Nel 2019, il giornalista e scrittore italiano Federico Buffa, ha portato in teatro la storia di Carlovich con uno spettacolo dal titolo “Esta noche juega El Trinche”, regia di Pierluigi Iorio.

Jorge Alberto González Barillas detto “El Mago” classe 1958, ruolo centrocampista offensivo, nel 2003 fu proclamato miglior giocatore salvadoregno di tutti i tempi. Di statura normale, in possesso di ottime doti tecniche, aveva nel suo bagaglio calcistico tutti quei colpi che mandano in visibilio gli spettatori: tunnel, rabone, dribbling stretti e giocate di fino. Tra il 1982 ed il 1991 giocò in Spagna, con il Cadice, dove fu ribattezzato “Magico González” e dove si fece conoscere ed apprezzare anche dal pubblico europeo.
Come tutti i grandi fuoriclasse, però, il campione salvadoregno accoppiava genio e sregolatezza: si presentava tardi agli allenamenti, talvolta risultava totalmente abulico in campo, non conduceva uno stile di vita tipico dell’atleta, fu anche accusato di violenza sessuale. Si ritirò dal calcio giocato a 44 anni. E’ il terzo marcatore della nazionale di El Salvador con 21 reti.
I suoi eccelsi mezzi tecnici furono riconosciuti dallo stesso Maradona, che ebbe modo di dichiarare al quotidiano spagnolo “El País” che riteneva González superiore anche a sé stesso.
Nel 2006 lo scrittore salvadoregno Geovani Galeas scrisse e presentò un lavoro teatrale dedicato a González, intitolato “San Mago, patrón del estadio”.
Forse è proprio questo il lascito più prezioso che ci arriva da Diego: la capacità di riconoscere la grandezza dove il mondo non guarda, di innamorarsi del talento puro anche quando non diventa epica planetaria.
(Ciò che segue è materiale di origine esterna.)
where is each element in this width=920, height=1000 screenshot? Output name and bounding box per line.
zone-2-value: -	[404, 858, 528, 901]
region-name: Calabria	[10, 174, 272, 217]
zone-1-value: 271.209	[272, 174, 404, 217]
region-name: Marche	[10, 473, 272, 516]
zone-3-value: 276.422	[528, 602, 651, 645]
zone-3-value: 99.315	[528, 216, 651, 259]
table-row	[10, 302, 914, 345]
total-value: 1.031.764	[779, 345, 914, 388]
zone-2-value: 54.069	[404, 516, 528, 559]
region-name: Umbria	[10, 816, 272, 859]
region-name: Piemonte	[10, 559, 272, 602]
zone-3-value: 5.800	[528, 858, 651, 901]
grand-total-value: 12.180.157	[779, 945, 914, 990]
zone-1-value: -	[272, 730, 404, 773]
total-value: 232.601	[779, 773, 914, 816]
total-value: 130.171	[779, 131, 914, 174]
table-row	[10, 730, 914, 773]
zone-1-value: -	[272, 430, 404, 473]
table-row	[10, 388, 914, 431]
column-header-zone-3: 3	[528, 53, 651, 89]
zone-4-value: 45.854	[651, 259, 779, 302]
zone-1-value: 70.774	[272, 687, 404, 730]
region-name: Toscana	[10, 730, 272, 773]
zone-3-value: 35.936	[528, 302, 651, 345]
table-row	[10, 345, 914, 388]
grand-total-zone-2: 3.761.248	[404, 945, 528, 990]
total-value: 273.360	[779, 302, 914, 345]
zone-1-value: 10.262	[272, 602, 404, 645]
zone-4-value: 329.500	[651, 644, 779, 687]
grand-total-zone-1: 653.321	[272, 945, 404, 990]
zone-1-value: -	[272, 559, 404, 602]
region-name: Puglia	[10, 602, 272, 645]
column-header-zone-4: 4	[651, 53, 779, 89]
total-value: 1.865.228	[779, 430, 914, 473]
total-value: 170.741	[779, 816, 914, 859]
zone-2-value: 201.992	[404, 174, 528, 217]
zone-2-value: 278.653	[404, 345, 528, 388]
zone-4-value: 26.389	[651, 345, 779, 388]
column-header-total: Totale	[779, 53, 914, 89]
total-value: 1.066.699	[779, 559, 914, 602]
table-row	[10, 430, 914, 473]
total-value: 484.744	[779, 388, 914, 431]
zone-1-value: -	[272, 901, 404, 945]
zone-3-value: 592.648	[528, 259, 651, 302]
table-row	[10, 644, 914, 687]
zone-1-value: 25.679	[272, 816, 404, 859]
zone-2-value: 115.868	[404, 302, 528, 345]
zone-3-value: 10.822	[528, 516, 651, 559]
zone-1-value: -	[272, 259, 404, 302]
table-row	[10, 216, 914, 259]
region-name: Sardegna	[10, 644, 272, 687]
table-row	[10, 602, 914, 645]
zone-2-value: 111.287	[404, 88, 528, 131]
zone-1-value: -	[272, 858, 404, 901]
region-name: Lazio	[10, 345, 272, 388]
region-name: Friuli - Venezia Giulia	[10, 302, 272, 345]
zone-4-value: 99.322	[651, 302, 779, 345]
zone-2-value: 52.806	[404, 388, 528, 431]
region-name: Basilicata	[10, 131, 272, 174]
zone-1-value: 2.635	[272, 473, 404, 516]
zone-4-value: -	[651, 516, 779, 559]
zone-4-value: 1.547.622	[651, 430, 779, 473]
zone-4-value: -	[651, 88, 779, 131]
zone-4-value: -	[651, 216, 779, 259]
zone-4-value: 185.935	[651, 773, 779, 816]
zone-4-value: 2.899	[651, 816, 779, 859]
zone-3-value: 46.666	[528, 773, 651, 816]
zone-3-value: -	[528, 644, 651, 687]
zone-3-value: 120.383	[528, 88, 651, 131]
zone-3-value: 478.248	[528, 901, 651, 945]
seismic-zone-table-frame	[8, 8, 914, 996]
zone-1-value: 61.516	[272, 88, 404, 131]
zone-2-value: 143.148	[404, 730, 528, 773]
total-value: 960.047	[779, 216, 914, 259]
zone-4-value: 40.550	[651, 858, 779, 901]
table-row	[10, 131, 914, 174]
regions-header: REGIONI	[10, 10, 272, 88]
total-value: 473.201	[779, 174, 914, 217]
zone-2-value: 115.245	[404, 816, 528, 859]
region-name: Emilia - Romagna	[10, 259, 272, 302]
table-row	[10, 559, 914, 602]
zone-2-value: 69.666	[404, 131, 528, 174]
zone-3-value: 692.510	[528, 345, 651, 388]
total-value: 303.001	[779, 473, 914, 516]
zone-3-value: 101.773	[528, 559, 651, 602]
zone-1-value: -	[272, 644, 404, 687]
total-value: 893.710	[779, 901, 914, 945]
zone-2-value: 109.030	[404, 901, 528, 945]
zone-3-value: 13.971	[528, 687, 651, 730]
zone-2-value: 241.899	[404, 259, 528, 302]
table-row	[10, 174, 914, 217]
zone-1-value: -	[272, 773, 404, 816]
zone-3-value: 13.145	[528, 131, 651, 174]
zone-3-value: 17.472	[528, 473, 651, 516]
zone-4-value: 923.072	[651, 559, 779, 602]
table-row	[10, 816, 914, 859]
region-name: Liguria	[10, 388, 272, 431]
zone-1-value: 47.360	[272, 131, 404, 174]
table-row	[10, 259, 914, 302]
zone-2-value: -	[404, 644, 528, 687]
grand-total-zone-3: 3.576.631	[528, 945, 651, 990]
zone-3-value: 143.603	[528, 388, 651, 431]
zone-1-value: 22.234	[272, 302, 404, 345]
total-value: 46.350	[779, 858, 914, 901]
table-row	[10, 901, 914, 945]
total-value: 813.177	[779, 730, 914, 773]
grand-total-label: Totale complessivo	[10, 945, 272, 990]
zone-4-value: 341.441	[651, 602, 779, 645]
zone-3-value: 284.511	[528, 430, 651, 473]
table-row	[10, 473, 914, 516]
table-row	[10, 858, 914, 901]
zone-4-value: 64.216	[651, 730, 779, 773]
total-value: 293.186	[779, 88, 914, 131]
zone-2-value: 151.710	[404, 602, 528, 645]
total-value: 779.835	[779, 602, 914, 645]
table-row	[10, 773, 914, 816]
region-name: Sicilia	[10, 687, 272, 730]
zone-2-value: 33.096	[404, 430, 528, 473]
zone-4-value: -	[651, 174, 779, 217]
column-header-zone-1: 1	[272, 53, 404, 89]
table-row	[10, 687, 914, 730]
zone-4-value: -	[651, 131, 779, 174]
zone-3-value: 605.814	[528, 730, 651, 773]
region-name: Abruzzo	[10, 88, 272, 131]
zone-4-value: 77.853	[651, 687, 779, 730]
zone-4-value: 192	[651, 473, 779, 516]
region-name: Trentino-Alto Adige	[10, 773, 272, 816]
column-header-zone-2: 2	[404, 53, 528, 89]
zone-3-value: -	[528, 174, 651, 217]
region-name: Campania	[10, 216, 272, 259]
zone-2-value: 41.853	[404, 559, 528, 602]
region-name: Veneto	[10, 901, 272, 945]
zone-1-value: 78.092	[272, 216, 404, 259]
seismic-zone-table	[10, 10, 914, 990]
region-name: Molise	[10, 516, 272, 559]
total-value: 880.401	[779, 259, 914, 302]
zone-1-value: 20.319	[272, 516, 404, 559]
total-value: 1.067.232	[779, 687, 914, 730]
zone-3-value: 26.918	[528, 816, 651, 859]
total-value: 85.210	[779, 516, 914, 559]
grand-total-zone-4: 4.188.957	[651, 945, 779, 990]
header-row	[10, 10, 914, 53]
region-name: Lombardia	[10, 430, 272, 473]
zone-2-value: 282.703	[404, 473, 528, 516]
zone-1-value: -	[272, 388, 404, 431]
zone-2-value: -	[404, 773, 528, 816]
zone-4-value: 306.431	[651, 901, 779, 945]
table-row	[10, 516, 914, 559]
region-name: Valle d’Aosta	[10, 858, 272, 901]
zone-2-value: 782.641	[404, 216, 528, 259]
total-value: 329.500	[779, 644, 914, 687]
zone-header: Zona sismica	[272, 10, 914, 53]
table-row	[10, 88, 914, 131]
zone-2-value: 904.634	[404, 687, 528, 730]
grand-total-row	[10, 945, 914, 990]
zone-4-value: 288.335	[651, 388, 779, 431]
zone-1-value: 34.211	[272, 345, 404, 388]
Carlovich e Mágico sono rimasti sospesi nel tempo, custodi di un calcio che non ha bisogno di statistiche per esistere. E se Maradona, il più grande di tutti, li ha scelti come fari, allora vale la pena ascoltare il suo sguardo.
Perché certe storie non chiedono gloria: chiedono solo di essere raccontate.